My journey hasn’t all been rainbows and butterflies, with growth there is always some form of growing pains, and as I’ve continued to lean into my curiosity, I’ve developed the language and the courage to do my best to articulate some of that pain, and not from a place of anger, hurt, or trauma (all valid feelings), but from a place of Love, mindfulness, and shared humanity.
As a Black woman under 40 in a C-Suite position, I’ve reviewed the data and this identity is rare up here. According to the 2021 Women in the Workplace report published by McKinsey & Co. and LeanIn.org, “the representation for women of color in the C-suite was 4 percent versus a whopping 62 percent or white men. It was 20 percent for white women and 13 percent for men of color.” When you look at age, the average age of a nonprofit executive is 52 years old.
Based on only three of my social identities (race, gender, and age) I’ve had to navigate microaggressions, find my voice, lean on my multiple degrees, and create opportunities and space for the voices of others to be heard.
As a Black woman under 40 in a C-Suite position, I’ve reviewed the data and this identity is rare up here.
I’ve often struggled with whether or not I feel I belong at the table I just "pulled my folding chair” up to.

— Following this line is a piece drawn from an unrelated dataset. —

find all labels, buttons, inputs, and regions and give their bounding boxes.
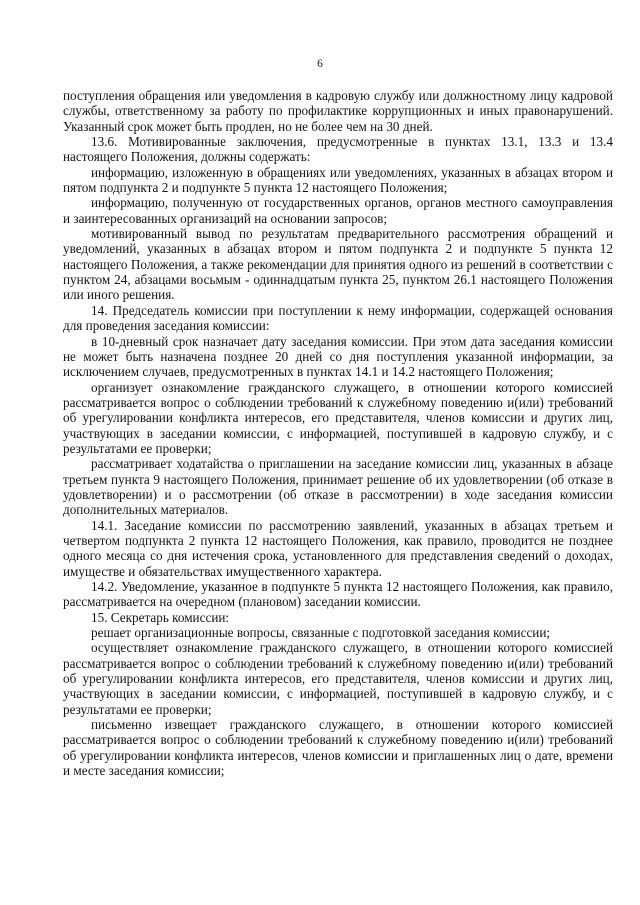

The more you learn about systems of oppression, conditions of white supremacy culture, and The Groundwater Approach, for example, you begin to realize that the problem usually begins with the power at the top and is rooted in some foundational belief that is filled with bias, preference, and privilege that many don’t want to part ways with, or at best lack awareness of.
To survive and to thrive, I had to I begin speaking my truth to myself and to the C-Suite.